Can you spot the Dalek? I’ll give you a clue – it’s black (Dalek Sek, maybe?). No? OK, I’m taking pity – here’s the zoomed-in version of the photo;

Wasn’t that a clever idea of the people at Legoland – I wonder if I missed any other references like this? As you can see from my pictures above, there was definitely no Slitheen spacecraft slicing bits off Big Ben, and neither was there a space-Titanic hovering dangerously close over Buckingham Palace. Maybe they weren’t subtle enough!

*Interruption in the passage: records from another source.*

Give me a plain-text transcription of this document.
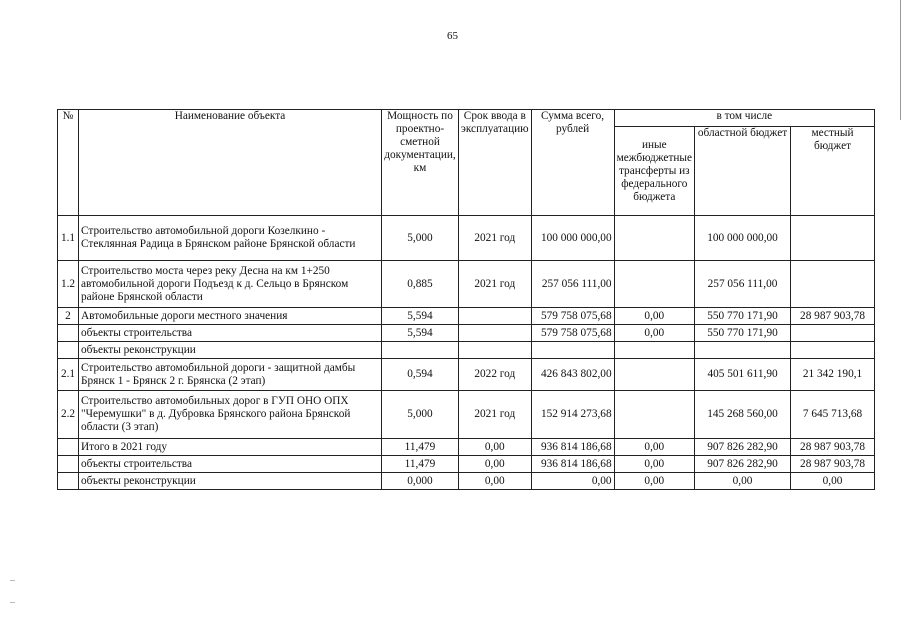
65
№	Наименование объекта	Мощность по проектно-сметной документации, км	Срок ввода в эксплуатацию	Сумма всего, рублей	в том числе		
					иные межбюджетные трансферты из федерального бюджета	областной бюджет	местный бюджет
1.1	Строительство автомобильной дороги Козелкино - Стеклянная Радица в Брянском районе Брянской области	5,000	2021 год	100 000 000,00		100 000 000,00	
1.2	Строительство моста через реку Десна на км 1+250 автомобильной дороги Подъезд к д. Сельцо в Брянском районе Брянской области	0,885	2021 год	257 056 111,00		257 056 111,00	
2	Автомобильные дороги местного значения	5,594		579 758 075,68	0,00	550 770 171,90	28 987 903,78
	объекты строительства	5,594		579 758 075,68	0,00	550 770 171,90	
	объекты реконструкции						
2.1	Строительство автомобильной дороги - защитной дамбы Брянск 1 - Брянск 2 г. Брянска (2 этап)	0,594	2022 год	426 843 802,00		405 501 611,90	21 342 190,1
2.2	Строительство автомобильных дорог в ГУП ОНО ОПХ "Черемушки" в д. Дубровка Брянского района Брянской области (3 этап)	5,000	2021 год	152 914 273,68		145 268 560,00	7 645 713,68
	Итого в 2021 году	11,479	0,00	936 814 186,68	0,00	907 826 282,90	28 987 903,78
	объекты строительства	11,479	0,00	936 814 186,68	0,00	907 826 282,90	28 987 903,78
	объекты реконструкции	0,000	0,00	0,00	0,00	0,00	0,00
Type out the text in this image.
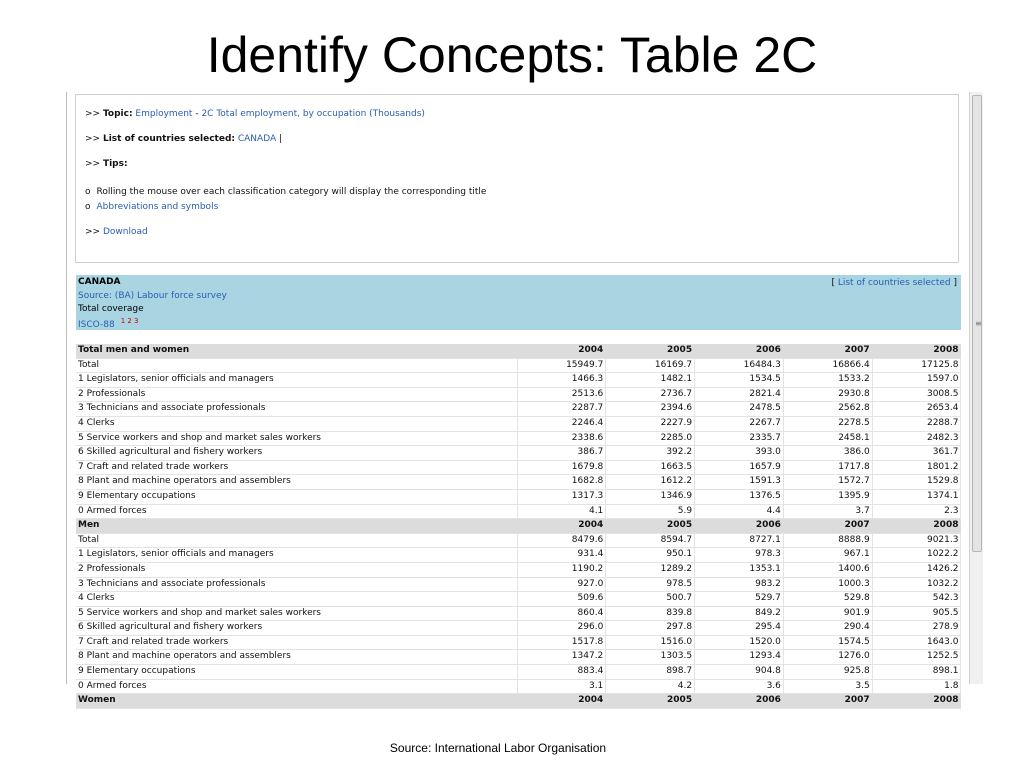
Identify Concepts: Table 2C
>> Topic: Employment - 2C Total employment, by occupation (Thousands)
>> List of countries selected: CANADA |
>> Tips:
o Rolling the mouse over each classification category will display the corresponding title
o Abbreviations and symbols
>> Download
CANADA
Source: (BA) Labour force survey
Total coverage
ISCO-88 $^{1 2 3}$
[ List of countries selected ]
Total men and women	2004	2005	2006	2007	2008
Total	15949.7	16169.7	16484.3	16866.4	17125.8
1 Legislators, senior officials and managers	1466.3	1482.1	1534.5	1533.2	1597.0
2 Professionals	2513.6	2736.7	2821.4	2930.8	3008.5
3 Technicians and associate professionals	2287.7	2394.6	2478.5	2562.8	2653.4
4 Clerks	2246.4	2227.9	2267.7	2278.5	2288.7
5 Service workers and shop and market sales workers	2338.6	2285.0	2335.7	2458.1	2482.3
6 Skilled agricultural and fishery workers	386.7	392.2	393.0	386.0	361.7
7 Craft and related trade workers	1679.8	1663.5	1657.9	1717.8	1801.2
8 Plant and machine operators and assemblers	1682.8	1612.2	1591.3	1572.7	1529.8
9 Elementary occupations	1317.3	1346.9	1376.5	1395.9	1374.1
0 Armed forces	4.1	5.9	4.4	3.7	2.3
Men	2004	2005	2006	2007	2008
Total	8479.6	8594.7	8727.1	8888.9	9021.3
1 Legislators, senior officials and managers	931.4	950.1	978.3	967.1	1022.2
2 Professionals	1190.2	1289.2	1353.1	1400.6	1426.2
3 Technicians and associate professionals	927.0	978.5	983.2	1000.3	1032.2
4 Clerks	509.6	500.7	529.7	529.8	542.3
5 Service workers and shop and market sales workers	860.4	839.8	849.2	901.9	905.5
6 Skilled agricultural and fishery workers	296.0	297.8	295.4	290.4	278.9
7 Craft and related trade workers	1517.8	1516.0	1520.0	1574.5	1643.0
8 Plant and machine operators and assemblers	1347.2	1303.5	1293.4	1276.0	1252.5
9 Elementary occupations	883.4	898.7	904.8	925.8	898.1
0 Armed forces	3.1	4.2	3.6	3.5	1.8
Women	2004	2005	2006	2007	2008
≡
Source: International Labor Organisation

Anyway, back to my boy’s birthday. We arranged a bit of a gathering in Cardiff Bay on his actual birthday so that his older friends and relatives would get to wish him many happy returns, and he insisted on wearing his new suit and on carrying his new fob watch and his old (second version as the first wore out!) sonic screwdriver. He does a pretty good ‘Doctor’, if I do say so myself, and got quite a few glances cast his way by people passing by who obviously realised who he was supposed to be (the red Converse boots would probably have helped too!). He was even filmed by a small boy who was enjoying watching my boy save the world outside the Torchwood Hub (otherwise known as Roald Dahl Plass). And my boy was loving the attention! We even took some poster-style pictures of him in front of the Millennium Centre, as he wants to try to get into the Doctor Who Adventures magazine in the feature called “Doctor You”. I wish I could share them with you, as he is such a great little actor, but I set myself strict rules when I started this blog that I wouldn’t share too much information about my family, and that would be stepping over my self-imposed line. Sorry! You’ll just have to take my word for it that he looked great, and thanks to the blue skies with very artistic white clouds skudding across, we got some great pictures.

So anyway, to wrap up in as few words as possible (I’ve maybe written a little more than I planned in this post!) he had a great few days celebrating his birthday, loved his presents, cake and excursions, and the new episode of Doctor Who was a marvellous way to finish his day.